Outro momento foi com uma turma de amigos. Digamos que foi uma terapia em grupo. E de repente, em nossas mesas estavam João Andrade, Nietsche, Beth Milanez, Ana Carolina, Drummond, Théo Alves, Iara Carvalho e Cefas Carvalho, Ozany Gomes, Cláudio Wagner, Adélia Costa. A nossa dor pulsava tanto que silenciamos e ficamos a escutar a bela interpretação de Ney Matogrosso: “A tua boca anda oca/ Da minha língua/ Da minha língua/ A minha língua anda à míngua/ Sem a tua boca/ Sem a tua boca. ” E em meio à canção, vem Ulisses, personagem do livro “Uma aprendizagem ou o livro dos prazeres”, de Clarice Lispector, cuja voz ecoava: “se deve viver apesar de. ”

Em meio à embriaguez, uma amiga bem performática, levanta-se e grita versos de Marina Rabelo: “eu vou rimar cicatriz/ com meretriz/ pois quando você foi embora/ eu fiquei puta/”. Caímos na risada! Eu me levantei e recitei um verso de João Andrade: “O amor me perguntou se eu era feliz,/ mostrei-lhe a cicatriz”. E para finalizar a noitada literária recitamos José de Castro: “por onde passa o poeta/ deixa uma seta/ uma curva, / uma reta/uma encruzilhada,/ onde o coração/ decide o rumo/ dos seus passos/ E o poeta/ afaga os versos/ e reinventa/ os descaminhos/ da jornada./ Segue em frente/ desnudo/ inteiramente/ sem destino.”

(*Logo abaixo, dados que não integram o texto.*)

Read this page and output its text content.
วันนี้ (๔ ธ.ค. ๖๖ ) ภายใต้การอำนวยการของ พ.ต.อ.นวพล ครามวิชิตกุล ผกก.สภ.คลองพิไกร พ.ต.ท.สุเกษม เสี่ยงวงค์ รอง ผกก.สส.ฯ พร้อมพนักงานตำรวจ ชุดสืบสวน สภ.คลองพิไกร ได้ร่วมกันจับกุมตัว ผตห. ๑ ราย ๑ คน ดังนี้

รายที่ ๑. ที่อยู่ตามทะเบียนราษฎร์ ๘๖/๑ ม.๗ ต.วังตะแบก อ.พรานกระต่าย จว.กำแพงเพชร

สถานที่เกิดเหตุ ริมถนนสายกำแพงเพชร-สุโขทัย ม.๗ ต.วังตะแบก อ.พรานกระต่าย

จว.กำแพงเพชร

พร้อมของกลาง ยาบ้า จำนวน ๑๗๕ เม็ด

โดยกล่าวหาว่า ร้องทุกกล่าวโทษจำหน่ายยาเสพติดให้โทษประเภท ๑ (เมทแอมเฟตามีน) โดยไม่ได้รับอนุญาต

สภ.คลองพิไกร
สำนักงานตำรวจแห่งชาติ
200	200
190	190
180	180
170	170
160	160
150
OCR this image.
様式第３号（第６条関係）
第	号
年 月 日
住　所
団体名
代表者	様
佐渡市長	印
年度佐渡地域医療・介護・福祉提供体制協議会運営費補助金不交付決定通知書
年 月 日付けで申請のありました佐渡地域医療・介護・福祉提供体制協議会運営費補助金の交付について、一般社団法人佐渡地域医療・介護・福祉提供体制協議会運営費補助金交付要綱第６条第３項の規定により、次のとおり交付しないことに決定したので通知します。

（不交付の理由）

Depois daquele bate papo, sentíamo-nos mais leves, porque a fala cura, a leitura liberta. Foi terapêutico, humano, poético, liberta_dor. Afinal, poucos são os que querem escutar os nossos lamentos, não têm muita importância... Afinal, “a nossa dor não sai no jornal”.

Na despedida, decidimos que iríamos marcar uma reunião para a criação de um Clube Literário e o livro mais cogitado estava sendo “A mesma fome”, de Marize Castro. Erguermos os copos num brinde:

- “Tim-Tim: a nossa vida é um litro aberto”.